The Atlantic - The War on Stupid People

http://www.theatlantic.com/magazine/archive/2016/07/the-war-on-stupid-people/485618/

"As recently as the 1950s, possessing only middling intelligence was not likely to severely limit your life’s trajectory. IQ wasn’t a big factor in whom you married, where you lived, or what others thought of you. The qualifications for a good job, whether on an assembly line or behind a desk, mostly revolved around integrity, work ethic, and a knack for getting along—bosses didn’t routinely expect college degrees, much less ask to see SAT scores. As one account of the era put it, hiring decisions were “based on a candidate having a critical skill or two and on soft factors such as eagerness, appearance, family background, and physical characteristics.”

While the article correctly identifies some problems with what it (I think justifiably) terms the “fetishization” of IQ and academic performance, the author’s conclusions are insupportable. Government incentives to companies that resist automation, in order to preserve jobs? Sure, why not shut down automobile factories and turn back to buggy whip making too?

There are changes to be made. Our society’s current conviction that higher education is the only, or even most desirable, path for everyone is deeply flawed. But trying to turn the clock backwards has never been a valid option.

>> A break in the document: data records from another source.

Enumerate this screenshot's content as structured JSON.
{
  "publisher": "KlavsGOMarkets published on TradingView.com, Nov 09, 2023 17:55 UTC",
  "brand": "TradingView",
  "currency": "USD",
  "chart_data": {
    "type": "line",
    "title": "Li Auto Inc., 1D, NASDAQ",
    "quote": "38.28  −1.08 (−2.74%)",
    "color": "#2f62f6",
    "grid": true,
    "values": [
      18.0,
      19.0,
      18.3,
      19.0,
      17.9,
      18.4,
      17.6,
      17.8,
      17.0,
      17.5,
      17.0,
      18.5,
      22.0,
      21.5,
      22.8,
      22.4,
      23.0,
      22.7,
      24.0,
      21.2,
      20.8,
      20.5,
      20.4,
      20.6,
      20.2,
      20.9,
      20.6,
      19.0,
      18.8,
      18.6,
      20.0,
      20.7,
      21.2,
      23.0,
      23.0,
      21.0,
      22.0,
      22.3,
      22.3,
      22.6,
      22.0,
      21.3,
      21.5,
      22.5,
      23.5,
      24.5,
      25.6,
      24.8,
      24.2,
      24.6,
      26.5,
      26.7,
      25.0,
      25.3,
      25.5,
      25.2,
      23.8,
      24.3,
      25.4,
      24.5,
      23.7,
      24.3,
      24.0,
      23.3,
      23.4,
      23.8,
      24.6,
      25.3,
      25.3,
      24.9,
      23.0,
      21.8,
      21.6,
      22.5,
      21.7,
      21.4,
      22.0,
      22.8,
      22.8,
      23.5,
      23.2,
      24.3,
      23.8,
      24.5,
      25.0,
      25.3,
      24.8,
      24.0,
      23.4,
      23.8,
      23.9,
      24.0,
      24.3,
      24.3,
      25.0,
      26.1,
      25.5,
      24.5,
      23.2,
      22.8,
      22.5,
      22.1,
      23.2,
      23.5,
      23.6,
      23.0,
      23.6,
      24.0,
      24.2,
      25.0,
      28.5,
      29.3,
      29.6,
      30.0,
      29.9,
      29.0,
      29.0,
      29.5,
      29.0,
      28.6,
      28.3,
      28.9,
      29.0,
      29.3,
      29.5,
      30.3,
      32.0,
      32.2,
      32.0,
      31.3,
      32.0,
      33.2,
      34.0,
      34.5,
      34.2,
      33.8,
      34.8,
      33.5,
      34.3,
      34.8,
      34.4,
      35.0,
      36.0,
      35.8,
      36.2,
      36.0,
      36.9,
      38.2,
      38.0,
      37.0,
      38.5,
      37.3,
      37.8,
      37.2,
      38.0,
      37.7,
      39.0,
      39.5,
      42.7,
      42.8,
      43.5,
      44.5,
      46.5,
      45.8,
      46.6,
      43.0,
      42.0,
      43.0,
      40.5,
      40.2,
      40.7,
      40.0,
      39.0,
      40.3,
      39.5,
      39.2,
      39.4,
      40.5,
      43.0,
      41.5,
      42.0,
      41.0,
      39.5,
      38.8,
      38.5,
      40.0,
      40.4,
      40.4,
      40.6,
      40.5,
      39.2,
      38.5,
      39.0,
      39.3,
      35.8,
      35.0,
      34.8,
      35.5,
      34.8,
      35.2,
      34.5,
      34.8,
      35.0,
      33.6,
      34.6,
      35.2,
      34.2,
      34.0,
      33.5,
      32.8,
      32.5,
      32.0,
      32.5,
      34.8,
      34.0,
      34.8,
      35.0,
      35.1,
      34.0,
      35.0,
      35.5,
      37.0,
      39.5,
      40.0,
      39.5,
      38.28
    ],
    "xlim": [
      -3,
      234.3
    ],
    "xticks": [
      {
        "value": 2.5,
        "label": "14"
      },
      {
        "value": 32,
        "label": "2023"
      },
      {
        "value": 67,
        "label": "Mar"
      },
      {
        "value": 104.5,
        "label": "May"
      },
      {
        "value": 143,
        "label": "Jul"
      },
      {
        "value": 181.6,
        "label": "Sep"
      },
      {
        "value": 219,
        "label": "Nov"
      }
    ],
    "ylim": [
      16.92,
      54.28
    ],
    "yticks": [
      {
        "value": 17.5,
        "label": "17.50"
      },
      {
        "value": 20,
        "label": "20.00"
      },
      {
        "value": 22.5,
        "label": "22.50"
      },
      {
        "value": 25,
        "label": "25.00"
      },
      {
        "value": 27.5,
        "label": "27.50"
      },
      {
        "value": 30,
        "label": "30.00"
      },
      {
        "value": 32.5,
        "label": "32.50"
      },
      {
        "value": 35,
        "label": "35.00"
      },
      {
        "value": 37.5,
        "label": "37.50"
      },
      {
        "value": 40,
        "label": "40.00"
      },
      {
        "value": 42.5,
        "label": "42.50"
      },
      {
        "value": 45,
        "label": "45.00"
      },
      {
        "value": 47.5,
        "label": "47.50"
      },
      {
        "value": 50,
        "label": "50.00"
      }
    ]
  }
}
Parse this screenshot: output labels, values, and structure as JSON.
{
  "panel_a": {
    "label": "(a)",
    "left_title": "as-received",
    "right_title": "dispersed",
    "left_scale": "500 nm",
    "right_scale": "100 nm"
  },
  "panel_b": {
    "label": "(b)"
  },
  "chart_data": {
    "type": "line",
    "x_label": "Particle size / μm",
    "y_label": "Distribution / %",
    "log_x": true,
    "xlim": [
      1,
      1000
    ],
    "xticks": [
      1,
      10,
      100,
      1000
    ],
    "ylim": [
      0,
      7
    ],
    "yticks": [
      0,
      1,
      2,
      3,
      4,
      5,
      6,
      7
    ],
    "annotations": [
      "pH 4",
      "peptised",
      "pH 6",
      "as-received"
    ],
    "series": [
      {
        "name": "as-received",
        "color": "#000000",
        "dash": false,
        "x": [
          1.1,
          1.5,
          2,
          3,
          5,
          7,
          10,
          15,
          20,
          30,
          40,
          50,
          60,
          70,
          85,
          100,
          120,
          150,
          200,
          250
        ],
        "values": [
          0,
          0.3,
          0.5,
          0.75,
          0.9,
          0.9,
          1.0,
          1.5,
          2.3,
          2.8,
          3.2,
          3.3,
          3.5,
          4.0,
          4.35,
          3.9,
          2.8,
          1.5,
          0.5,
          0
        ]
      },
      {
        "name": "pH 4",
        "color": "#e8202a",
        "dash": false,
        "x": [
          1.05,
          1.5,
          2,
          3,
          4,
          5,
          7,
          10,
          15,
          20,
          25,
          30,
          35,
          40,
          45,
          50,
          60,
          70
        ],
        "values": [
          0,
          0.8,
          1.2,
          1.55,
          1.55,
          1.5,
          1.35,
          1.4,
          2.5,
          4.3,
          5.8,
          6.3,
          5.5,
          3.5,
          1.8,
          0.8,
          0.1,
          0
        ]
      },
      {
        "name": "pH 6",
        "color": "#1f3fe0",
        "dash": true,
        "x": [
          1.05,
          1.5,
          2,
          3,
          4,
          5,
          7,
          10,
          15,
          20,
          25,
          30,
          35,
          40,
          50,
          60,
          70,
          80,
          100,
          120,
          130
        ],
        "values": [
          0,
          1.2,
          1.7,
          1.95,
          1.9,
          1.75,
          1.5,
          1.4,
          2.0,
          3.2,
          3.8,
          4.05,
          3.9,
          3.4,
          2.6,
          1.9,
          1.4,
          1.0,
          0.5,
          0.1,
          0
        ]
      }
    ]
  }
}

This article touches on a lot of issues.  If increasingly larger masses of people don’t have the basic cognitive ability to support themselves with work in our increasingly tech automated world, should they simply be given a guaranteed basic income to survive?

There’s also the phenomenon of assortive mating. People tend to pair up with people of similar educational attainment level. This is contributing to increasing income inequality and increasing class & cognitive divide. Assortive mating is even observable in the Sugar phenomenon where rich educated men prefer educated sugar babies over non-educated sugar babies.